2019年5月に、セールスフォースのマーケティングオートメーションツール「Pardot(パードット)」のユーザー会がありました。その時、オフライン会議を実験的にZoomで繋いでみましたが、ぼやけてしまってうまくウェブカメラに資料が映りませんでした。会議に参加していた私は、検証で同様の事態に遭遇したことがあったので、iPhoneのZoomアプリからミーティングに参加して、iPhoneのカメラで写せばきっちりピントもあって資料も映るということを知っていました。それによりうまくいって、そのことを運営担当の方が、「Zoom中継とセールスフォースと天使の話」として、ブログ記事を書きました。その後は、「あの記事に出てきた天使は私です」と、ちょっと狭い界隈で私も有名になりました(笑)。界隈で、「Zoomおじさん」と呼ばれていたりしています。

(Zoom 島方) 

実はセミナー中に、「板垣さんの映像が綺麗なのですが、一眼レフを使っているのですか?」という質問がたくさんきています。

(HENNGE 板垣氏)

これは、ロジテックの4Kカメラを使用していまして、後ろにグリーンスクリーンを配置して使っています。

Courage = 勇気

(Zoom 島方)  今回のZoomtopiaのテーマは、「Courage = 勇気」となっています。

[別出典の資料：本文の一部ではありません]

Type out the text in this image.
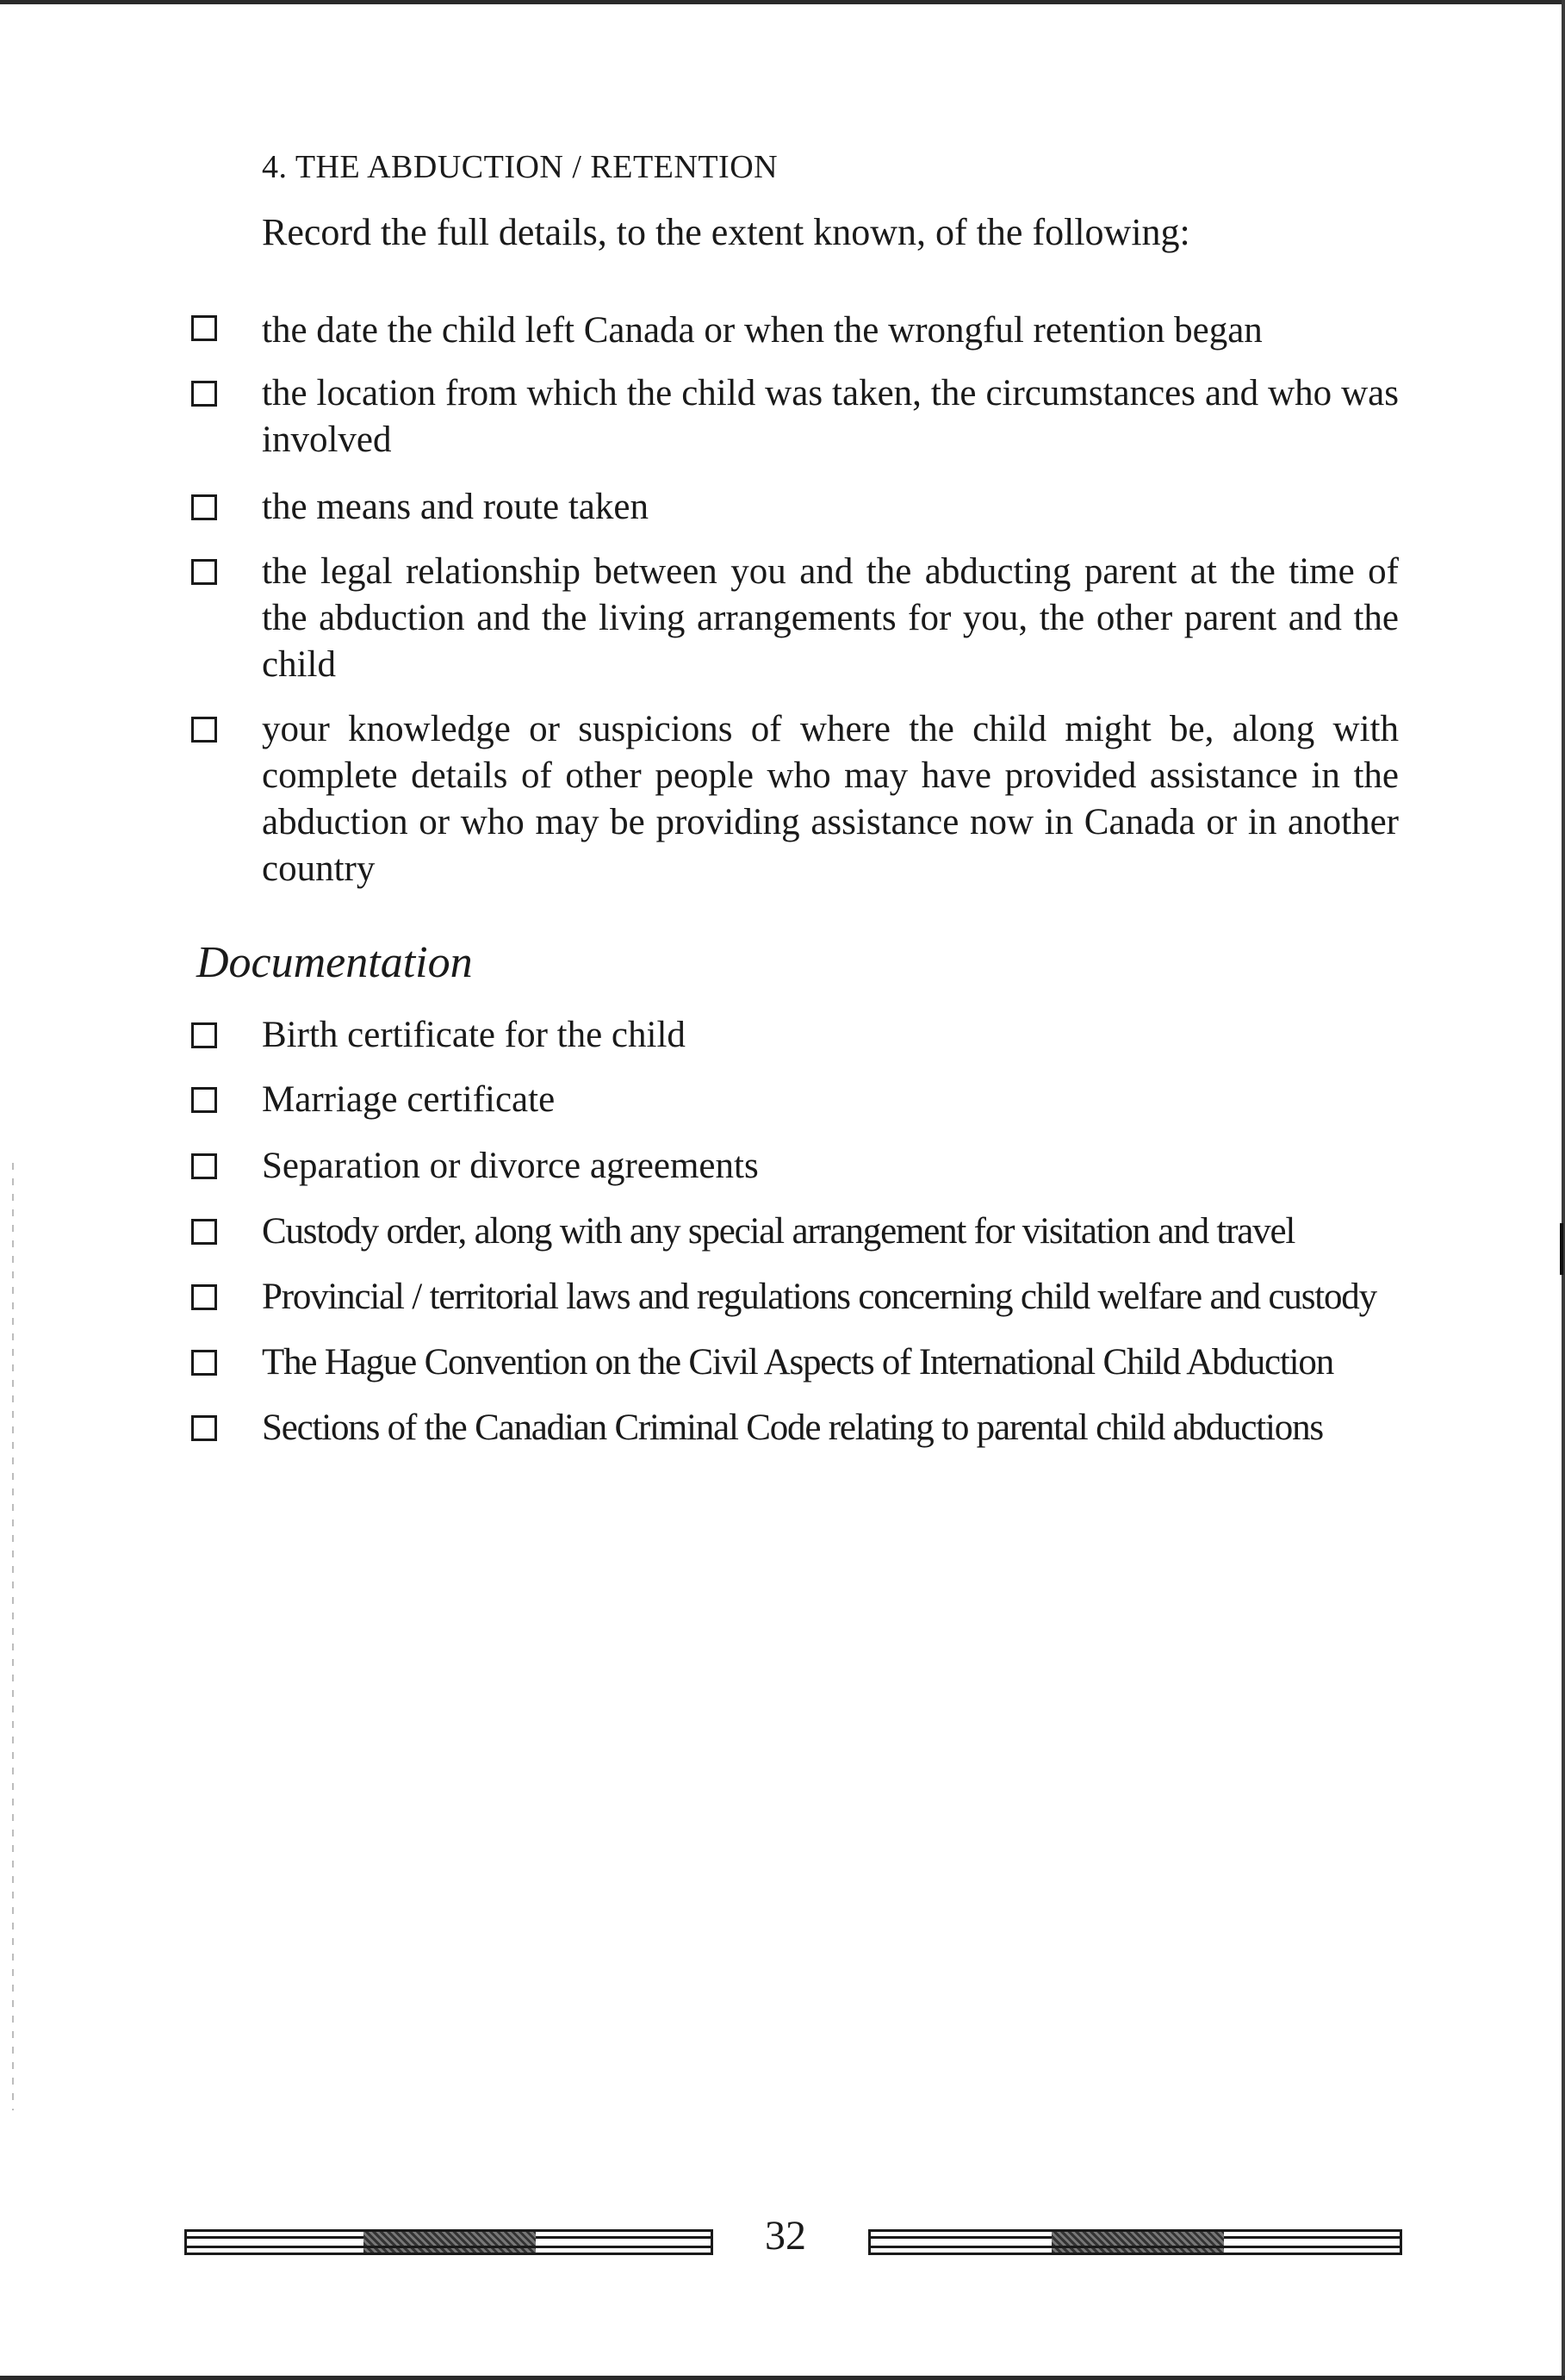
4. THE ABDUCTION / RETENTION
Record the full details, to the extent known, of the following:
the date the child left Canada or when the wrongful retention began
the location from which the child was taken, the circumstances and who was involved
the means and route taken
the legal relationship between you and the abducting parent at the time of the abduction and the living arrangements for you, the other parent and the child
your knowledge or suspicions of where the child might be, along with complete details of other people who may have provided assistance in the abduction or who may be providing assistance now in Canada or in another country
Documentation
Birth certificate for the child
Marriage certificate
Separation or divorce agreements
Custody order, along with any special arrangement for visitation and travel
Provincial / territorial laws and regulations concerning child welfare and custody
The Hague Convention on the Civil Aspects of International Child Abduction
Sections of the Canadian Criminal Code relating to parental child abductions
32
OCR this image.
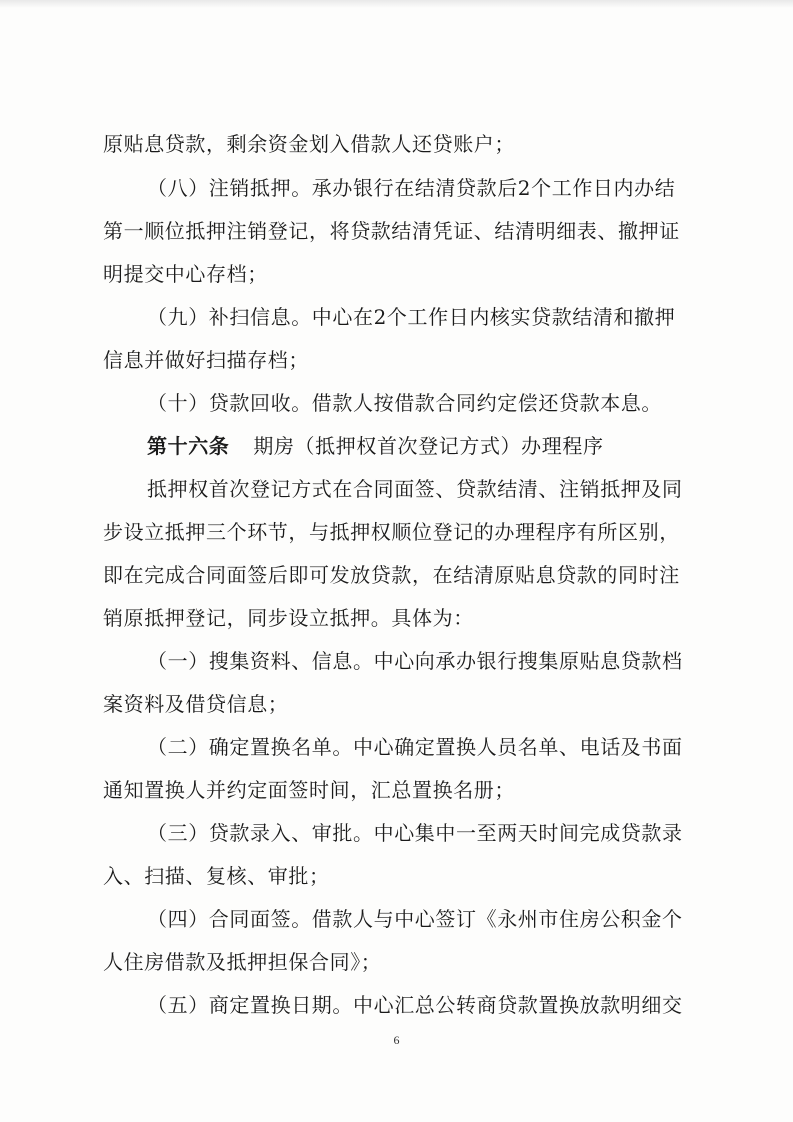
原贴息贷款，剩余资金划入借款人还贷账户；
（八）注销抵押。承办银行在结清贷款后2个工作日内办结
第一顺位抵押注销登记，将贷款结清凭证、结清明细表、撤押证
明提交中心存档；
（九）补扫信息。中心在2个工作日内核实贷款结清和撤押
信息并做好扫描存档；
（十）贷款回收。借款人按借款合同约定偿还贷款本息。
第十六条 期房（抵押权首次登记方式）办理程序
抵押权首次登记方式在合同面签、贷款结清、注销抵押及同
步设立抵押三个环节，与抵押权顺位登记的办理程序有所区别，
即在完成合同面签后即可发放贷款，在结清原贴息贷款的同时注
销原抵押登记，同步设立抵押。具体为：
（一）搜集资料、信息。中心向承办银行搜集原贴息贷款档
案资料及借贷信息；
（二）确定置换名单。中心确定置换人员名单、电话及书面
通知置换人并约定面签时间，汇总置换名册；
（三）贷款录入、审批。中心集中一至两天时间完成贷款录
入、扫描、复核、审批；
（四）合同面签。借款人与中心签订《永州市住房公积金个
人住房借款及抵押担保合同》；
（五）商定置换日期。中心汇总公转商贷款置换放款明细交
6
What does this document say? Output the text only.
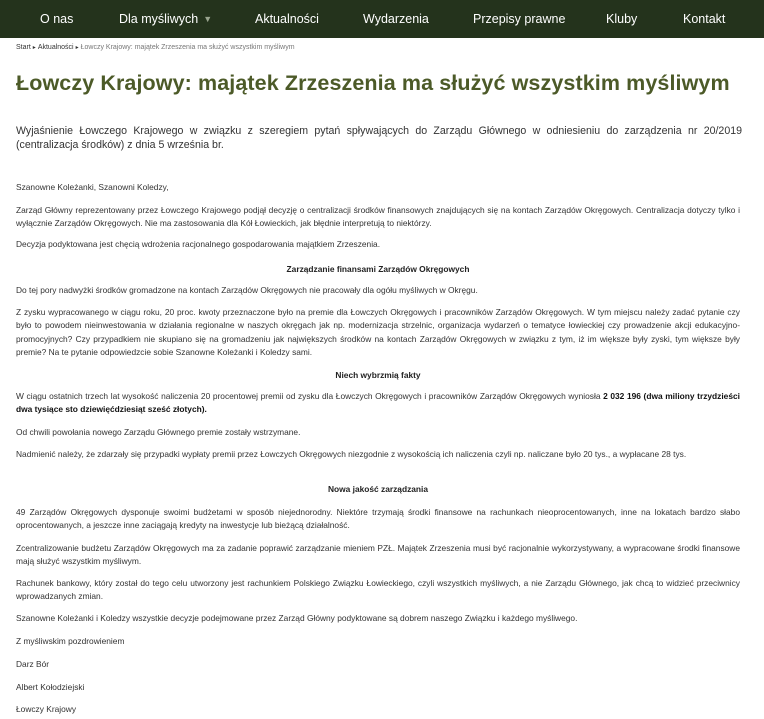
O nas	Dla myśliwych ▼	Aktualności	Wydarzenia	Przepisy prawne	Kluby	Kontakt
Start ▸ Aktualności ▸ Łowczy Krajowy: majątek Zrzeszenia ma służyć wszystkim myśliwym
Łowczy Krajowy: majątek Zrzeszenia ma służyć wszystkim myśliwym

Wyjaśnienie Łowczego Krajowego w związku z szeregiem pytań spływających do Zarządu Głównego w odniesieniu do zarządzenia nr 20/2019 (centralizacja środków) z dnia 5 września br.

Szanowne Koleżanki, Szanowni Koledzy,

Zarząd Główny reprezentowany przez Łowczego Krajowego podjął decyzję o centralizacji środków finansowych znajdujących się na kontach Zarządów Okręgowych. Centralizacja dotyczy tylko i wyłącznie Zarządów Okręgowych. Nie ma zastosowania dla Kół Łowieckich, jak błędnie interpretują to niektórzy.

Decyzja podyktowana jest chęcią wdrożenia racjonalnego gospodarowania majątkiem Zrzeszenia.

Zarządzanie finansami Zarządów Okręgowych

Do tej pory nadwyżki środków gromadzone na kontach Zarządów Okręgowych nie pracowały dla ogółu myśliwych w Okręgu.

Z zysku wypracowanego w ciągu roku, 20 proc. kwoty przeznaczone było na premie dla Łowczych Okręgowych i pracowników Zarządów Okręgowych. W tym miejscu należy zadać pytanie czy było to powodem nieinwestowania w działania regionalne w naszych okręgach jak np. modernizacja strzelnic, organizacja wydarzeń o tematyce łowieckiej czy prowadzenie akcji edukacyjno-promocyjnych? Czy przypadkiem nie skupiano się na gromadzeniu jak największych środków na kontach Zarządów Okręgowych w związku z tym, iż im większe były zyski, tym większe były premie? Na te pytanie odpowiedzcie sobie Szanowne Koleżanki i Koledzy sami.

Niech wybrzmią fakty

W ciągu ostatnich trzech lat wysokość naliczenia 20 procentowej premii od zysku dla Łowczych Okręgowych i pracowników Zarządów Okręgowych wyniosła 2 032 196 (dwa miliony trzydzieści dwa tysiące sto dziewięćdziesiąt sześć złotych).

Od chwili powołania nowego Zarządu Głównego premie zostały wstrzymane.

Nadmienić należy, że zdarzały się przypadki wypłaty premii przez Łowczych Okręgowych niezgodnie z wysokością ich naliczenia czyli np. naliczane było 20 tys., a wypłacane 28 tys.

Nowa jakość zarządzania

49 Zarządów Okręgowych dysponuje swoimi budżetami w sposób niejednorodny. Niektóre trzymają środki finansowe na rachunkach nieoprocentowanych, inne na lokatach bardzo słabo oprocentowanych, a jeszcze inne zaciągają kredyty na inwestycje lub bieżącą działalność.

Zcentralizowanie budżetu Zarządów Okręgowych ma za zadanie poprawić zarządzanie mieniem PZŁ. Majątek Zrzeszenia musi być racjonalnie wykorzystywany, a wypracowane środki finansowe mają służyć wszystkim myśliwym.

Rachunek bankowy, który został do tego celu utworzony jest rachunkiem Polskiego Związku Łowieckiego, czyli wszystkich myśliwych, a nie Zarządu Głównego, jak chcą to widzieć przeciwnicy wprowadzanych zmian.

Szanowne Koleżanki i Koledzy wszystkie decyzje podejmowane przez Zarząd Główny podyktowane są dobrem naszego Związku i każdego myśliwego.

Z myśliwskim pozdrowieniem

Darz Bór

Albert Kołodziejski

Łowczy Krajowy
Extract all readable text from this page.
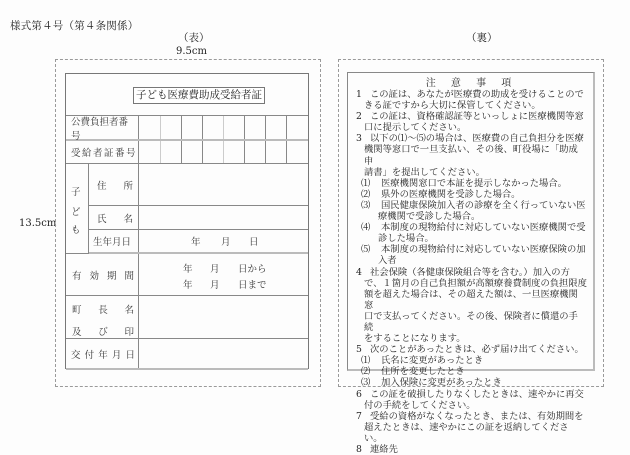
様式第４号（第４条関係）
（表）	（裏）
9.5cm
13.5cm
子ども医療費助成受給者証
公費負担者番号
受給者証番号
子
ど
も
住 所
氏 名
生年月日	年 月 日
有 効 期 間
年 月 日から
年 月 日まで
町 長 名
及 び 印
交 付 年 月 日
注 意 事 項
1 この証は、あなたが医療費の助成を受けることので
きる証ですから大切に保管してください。
2 この証は、資格確認証等といっしょに医療機関等窓
口に提示してください。
3 以下の⑴～⑸の場合は、医療費の自己負担分を医療
機関等窓口で一旦支払い、その後、町役場に「助成申
請書」を提出してください。
⑴ 医療機関窓口で本証を提示しなかった場合。
⑵ 県外の医療機関を受診した場合。
⑶ 国民健康保険加入者の診療を全く行っていない医
療機関で受診した場合。
⑷ 本制度の現物給付に対応していない医療機関で受
診した場合。
⑸ 本制度の現物給付に対応していない医療保険の加
入者
4 社会保険（各健康保険組合等を含む。）加入の方
で、１箇月の自己負担額が高額療養費制度の負担限度
額を超えた場合は、その超えた額は、一旦医療機関窓
口で支払ってください。その後、保険者に償還の手続
をすることになります。
5 次のことがあったときは、必ず届け出てください。
⑴ 氏名に変更があったとき
⑵ 住所を変更したとき
⑶ 加入保険に変更があったとき
6 この証を破損したりなくしたときは、速やかに再交
付の手続をしてください。
7 受給の資格がなくなったとき、または、有効期間を
超えたときは、速やかにこの証を返納してください。
8 連絡先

コミュニケーションの改革への期待や、Zoomの機能への期待でも構いませんが、こんなことができれば勇気が出てくるというようなコメントがあれば教えていただきたいと思います。

(さくらインターネット 中川氏)

弊社の会議室には、ホワイトボードの機能を兼ね備えた「DTEN」というタッチパネル画面があります。図を書いて説明するような時に便利なのですが、これを会議室用ではなく個人で使用できるようなモバイルディスプレイとして、Zoomとして出して欲しいと期待しています。そのような機器があれば、さらにいろいろな人たちとイマジネーションを膨らませたりできるのではと考えています。

(HENNGE 板垣氏)

私が尊敬するフジテックの友岡さんが、「これまでは、ビジネスマンの身嗜みはスーツや革靴の新調だったが、コロナ後は、マイクやリングライトになった」とおっしゃっていて、これに非常に感銘を受けています。私は職業柄営業を受ける側ではありますが、例えば音声が悪かったり、顔が出ないような商談だったりすると、マイナスなイメージになってしまうと思います。リモートの設備はスーツや革靴ほどお金がかからないものだと思うので、それをビシッと装備することが現代の武器を手に入れたことになるというのは、勇気が湧いてくるのではないかと思います。武器を手に入れることで、動画やウェブミーティングを活用していけば、今の時流に乗った良い結果が出てくると思います。皆さんもどんどん4Kカメラを買ってください(笑)。

(Zoom 島方) みなさま、本日はありがとうございました。皆さんの実体験が、ご参加いただいている方々の参考になったと思います。